Friday, March 28, 2008

HDFIV Report Card @ 28 March 2008

Performance


Kuala Lumpur Composite Index ("KLCI") increased from 1,189 (on 21 March 2008) to 1,256.54, representing an increase of 5.7%. Hengdai Equity Fund IV ("HDFIV")'s registered a return of RM223.94 or 4.39%, up from -0.87% in the previous week.

So far, HDFIV is beating KLCI by 9.96%, slightly higher than 9.77% a week ago.

Purchase

HDFIV made an investment of 150 units of Malayan Banking Berhad at RM8.30 per share. The all in cost per share is RM8.36.

Sell
No disposals during the week.


Asset Allocation

We have increased our equities from 61% to 71% this week, still leaving a comfortable buffer in the form of fixed income and cash. The cash buffer, coupled with the incoming cash by next month, should provide sufficient capital to average down if the market continuest to plummet.

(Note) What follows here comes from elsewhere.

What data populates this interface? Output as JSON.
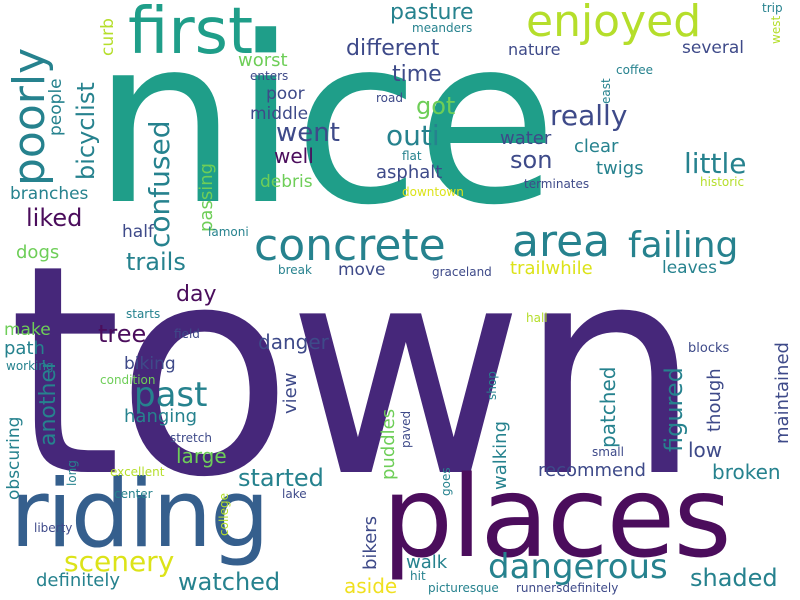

Note: Asset allocation shows the three main categories that our money lies in. The main category which we are expected to invest in to make the return that we wanted is Equities. Secondly, Fixed Income is in the form of fixed deposits that provides stable but low return. This second category provides small return when the cash is yet to be utilised for investment. As there is a lock-in period for fixed deposit such as at least for two months (if the amount is less than RM5,000), there is a need to maintain cash in the form of 'pure' cash, which is the third category. The set back of holding 'pure' cash ("Cash") is that we do not earn any return at all.